The Lion-Peugeot Type V2C2 was an early motor car produced near Valentigney by the French auto-maker Lion-Peugeot in 1910. By this time Lion-Peugeot had been producing motor cars for four years, but the V2C2 was the first model with an engine of more than one cylinder.

The V2C2 was propelled using a two-cylinder 1,325 cm³ four stroke engine, mounted ahead of the driver. A maximum 12 hp of power was delivered to the rear wheels.

The car shared its 2,250 mm wheel base with the manufacturer's single cylinder Type VC2 model which had been launched a year earlier.
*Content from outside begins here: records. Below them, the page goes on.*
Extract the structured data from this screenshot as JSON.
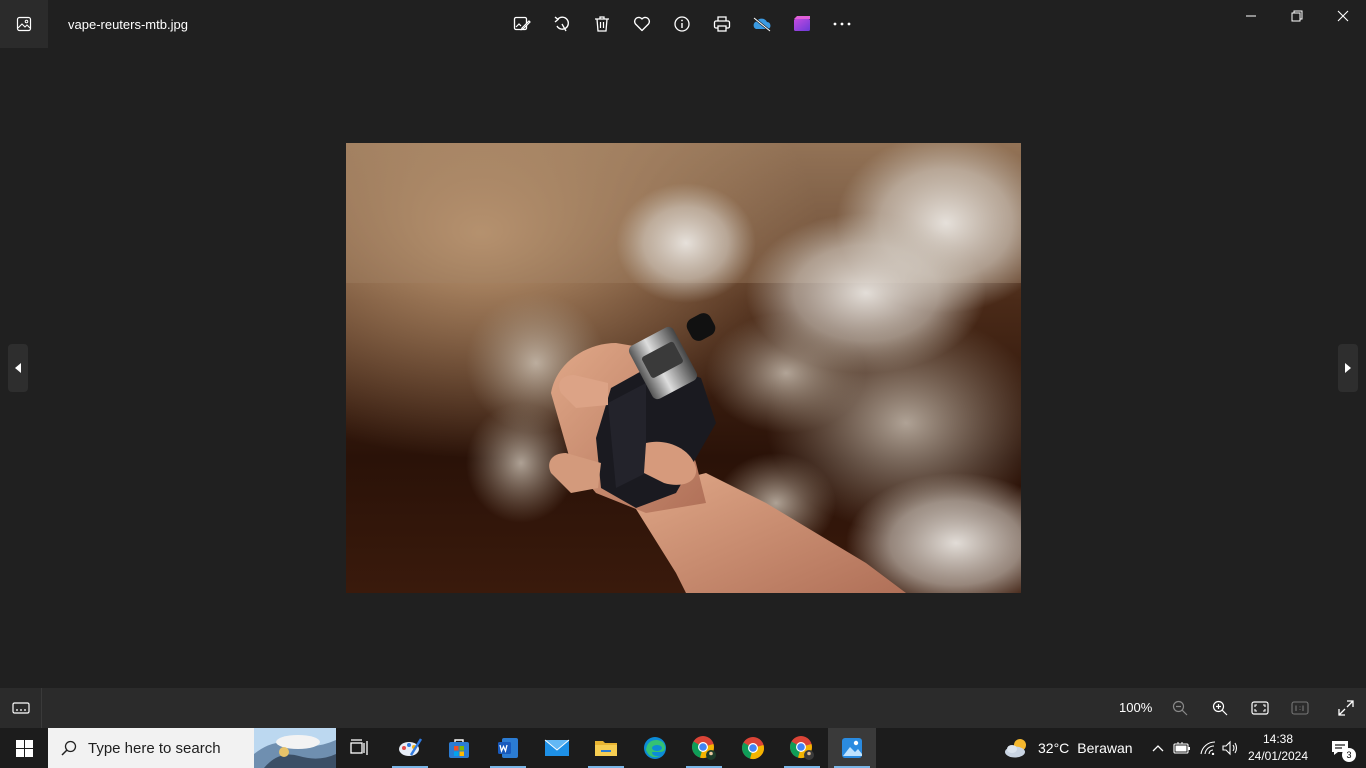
{
  "window": {
    "file_name": "vape-reuters-mtb.jpg",
    "controls": [
      "minimize",
      "restore",
      "close"
    ]
  },
  "toolbar": {
    "items": [
      {
        "icon": "edit-image-icon"
      },
      {
        "icon": "rotate-icon"
      },
      {
        "icon": "delete-icon"
      },
      {
        "icon": "favorite-heart-icon"
      },
      {
        "icon": "info-icon"
      },
      {
        "icon": "print-icon"
      },
      {
        "icon": "onedrive-icon"
      },
      {
        "icon": "clipchamp-icon"
      },
      {
        "icon": "more-icon"
      }
    ]
  },
  "bottom_bar": {
    "zoom": "100%"
  },
  "taskbar": {
    "search_placeholder": "Type here to search",
    "weather_temp": "32°C",
    "weather_desc": "Berawan",
    "time": "14:38",
    "date": "24/01/2024",
    "notification_count": "3"
  },
  "colors": {
    "background": "#202020",
    "bar": "#2b2b2b",
    "taskbar": "#1c1c1c",
    "accent": "#7ab5e6"
  }
}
The 3,200 mm body length provided space for between two and four people depending on the body specified. The range of different body types offered included a Phaeton, a Landaulet, a Limousine, a Coupé, a sports car and a small delivery van.

680 Type V2C2s were produced in 1910. The model was replaced in 1911 with the Lion-Peugeot Type V2C3.

==Lion-Peugeot and Peugeot: the difference==
“Lion-Peugeot” is the name under which in 1906 Robert Peugeot and his two brothers, independently of their cousin Armand's "Automobiles Peugeot" company, established a car manufacturing business at Beaulieu near Vallentigny. Ten years earlier the automobile pioneer Armand Peugeot had split away from the family business after a long-standing disagreement over how intensively the company should diversify into larger scale automobile production. An agreement had at that time been entered into between Armand's “Automobiles Peugeot” company and the residual Peugeot business that the residual business should concentrate on its established metal tools and components businesses along with its successful bicycle manufacturing activities, while Armand would have Peugeot branded powered vehicles to himself. During the ensuing ten years Armand's automobile business had grown rapidly, although it appears that the residual Peugeot business had probably not entirely avoided producing powered vehicles. In any event, under a new agreement signed in 1905, the residual Peugeot business made Armand an annual payment in return for which Armand consented to the residual business itself producing motor cars under the “Lion-Peugeot” name. The arrangement continued until 1910 after which (the death of Robert Peugeot's father Eugène having apparently removed a major impediment to the idea) the Lion-Peugeot business and the Peugeot automobiles business were merged into a single company. Nevertheless, some smaller models continued to be branded as “Lion-Peugeots” until 1916.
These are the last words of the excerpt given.